RFK Jr. Parrots Pete Hegseth, Says America Is Too Fat for War
“If a foreign adversary sought to destroy the health of our children, to cripple our economy, to weaken our national security, there would be no better strategy than to addict us to ultra-processed foods.”

It seems like Health Secretary Robert F. Kennedy Jr is using his new food pyramid to make sure we don’t have any fat troops in the military when China invades.
“Seventy-seven percent of military-age Americans are ineligible for military service because of diet-related conditions,” RFK Jr. said during press secretary Karoline Leavitt’s MAHA-themed press briefing on Wednesday afternoon. The health secretary introduced a new “upside-down” food pyramid, in which he prioritized red meat and whole milk.

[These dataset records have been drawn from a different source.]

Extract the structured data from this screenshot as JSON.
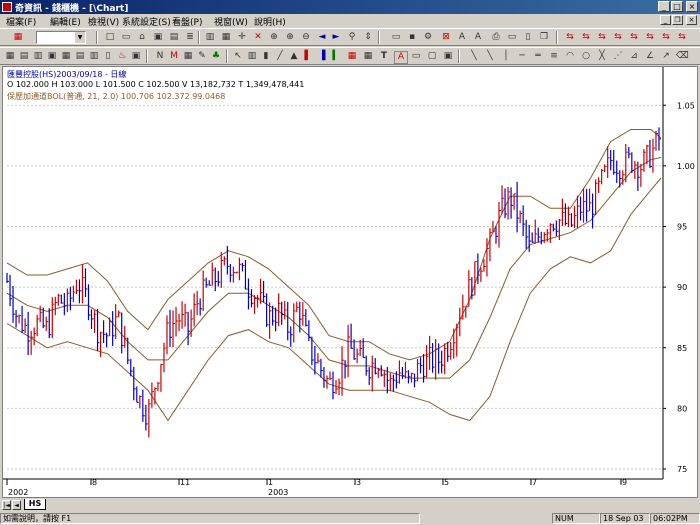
{
  "window": {
    "title": "奇資訊 - 錢櫃機 - [\\Chart]",
    "minimize": "_",
    "maximize": "□",
    "close": "×"
  },
  "menu": [
    "檔案(F)",
    "編輯(E)",
    "檢視(V)",
    "系統設定(S)",
    "看盤(P)",
    "視窗(W)",
    "說明(H)"
  ],
  "toolbar": {
    "combo_value": ""
  },
  "chart": {
    "header_line1": "匯豐控股(HS)2003/09/18 - 日線",
    "header_line2": "O 102.000 H 103.000 L 101.500 C 102.500 V 13,182,732 T 1,349,478,441",
    "header_line3": "保歷加通道BOL(普通, 21, 2.0) 100.706  102.372  99.0468",
    "colors": {
      "up": "#cc0000",
      "down": "#0000cc",
      "band": "#8b5a2b",
      "grid": "#c8c8c8"
    }
  },
  "chart_data": {
    "type": "line",
    "title": "",
    "y_ticks": [
      "75",
      "80",
      "85",
      "90",
      "95",
      "1.00",
      "1.05"
    ],
    "ylim": [
      75,
      107
    ],
    "x_labels": [
      "2002",
      "8",
      "11",
      "1",
      "2003",
      "3",
      "5",
      "7",
      "9"
    ],
    "series": [
      {
        "x": [
          0,
          10,
          20,
          30,
          40,
          50,
          60,
          70,
          80,
          90,
          100,
          110,
          120,
          130,
          140,
          150,
          160,
          170,
          180,
          190,
          200,
          210,
          220,
          230,
          240,
          250,
          260,
          270,
          280,
          290,
          300,
          310,
          320,
          330,
          340,
          350,
          360,
          370,
          380,
          390,
          400,
          410,
          420,
          430,
          440,
          450,
          460,
          470,
          480,
          490,
          500,
          510,
          520,
          530,
          540,
          550,
          560,
          570,
          580,
          590,
          600,
          610,
          620,
          630,
          640,
          650
        ],
        "values": [
          90.5,
          87.5,
          86.5,
          87,
          86.5,
          89,
          88.5,
          90.5,
          89,
          86.5,
          86,
          87.5,
          84,
          81,
          79.5,
          83,
          86.5,
          87.5,
          86.5,
          89,
          90,
          91,
          92,
          91.5,
          90,
          89,
          87.5,
          88,
          86.5,
          88.5,
          85,
          83.5,
          82,
          83,
          85,
          84,
          83.5,
          84,
          82,
          83,
          82,
          83.5,
          84,
          84,
          85.5,
          88,
          90,
          92,
          93.5,
          96,
          97.5,
          95.5,
          93,
          94.5,
          95.5,
          95.5,
          95,
          96.5,
          96.5,
          98.5,
          100.5,
          100,
          100.5,
          100,
          101,
          102.5
        ]
      },
      {
        "x": [
          0,
          20,
          40,
          60,
          80,
          100,
          120,
          140,
          160,
          180,
          200,
          220,
          240,
          260,
          280,
          300,
          320,
          340,
          360,
          380,
          400,
          420,
          440,
          460,
          480,
          500,
          520,
          540,
          560,
          580,
          600,
          620,
          640,
          650
        ],
        "values": [
          92,
          91,
          91,
          91.5,
          92,
          90.5,
          88,
          86.5,
          89,
          90.5,
          92,
          93,
          92.5,
          91.5,
          90,
          88.5,
          86,
          85.5,
          85.5,
          84.5,
          84,
          84.5,
          85.5,
          89,
          94,
          97.5,
          97.5,
          96.5,
          96.5,
          99,
          102,
          103,
          103,
          102.3
        ]
      },
      {
        "x": [
          0,
          20,
          40,
          60,
          80,
          100,
          120,
          140,
          160,
          180,
          200,
          220,
          240,
          260,
          280,
          300,
          320,
          340,
          360,
          380,
          400,
          420,
          440,
          460,
          480,
          500,
          520,
          540,
          560,
          580,
          600,
          620,
          640,
          650
        ],
        "values": [
          89.5,
          88.5,
          88,
          88.5,
          88.5,
          87.5,
          85.5,
          84,
          84,
          86,
          88,
          89.5,
          89.5,
          88.5,
          87.5,
          86,
          84,
          83.5,
          83.5,
          83,
          82.5,
          82.5,
          82.5,
          84,
          87.5,
          91.5,
          93.5,
          94,
          94.5,
          95.5,
          97.5,
          99.5,
          100.5,
          100.7
        ]
      },
      {
        "x": [
          0,
          20,
          40,
          60,
          80,
          100,
          120,
          140,
          160,
          180,
          200,
          220,
          240,
          260,
          280,
          300,
          320,
          340,
          360,
          380,
          400,
          420,
          440,
          460,
          480,
          500,
          520,
          540,
          560,
          580,
          600,
          620,
          640,
          650
        ],
        "values": [
          87,
          86,
          85,
          85.5,
          85,
          84.5,
          83,
          81.5,
          79,
          81.5,
          84,
          86,
          86.5,
          85.5,
          85,
          83.5,
          82,
          81.5,
          81.5,
          81.5,
          81,
          80.5,
          79.5,
          79,
          81,
          85.5,
          89.5,
          91.5,
          92.5,
          92,
          93,
          96,
          98,
          99
        ]
      }
    ]
  },
  "sheet_tabs": {
    "first": "|◄",
    "prev": "◄",
    "active": "HS"
  },
  "status": {
    "help": "如需說明，請按 F1",
    "num": "NUM",
    "date": "18 Sep 03",
    "time": "06:02PM"
  }
}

“If a foreign adversary sought to destroy the health of our children, to cripple our economy, to weaken our national security, there would be no better strategy than to addict us to ultra-processed foods.”
This reeks of the same rhetoric Defense Secretary Pete Hegseth has employed in past months, stating at his emergency military meeting in September that “it’s tiring to look out at combat formations, or really any formation, and see fat troops.… It’s a bad look. It is bad, and it’s not who we are.”
Framing dietary health within the realm of military service and invasion—all while standing in front of a new, upside-down food pyramid—is emblematic of where this administration’s priorities lie.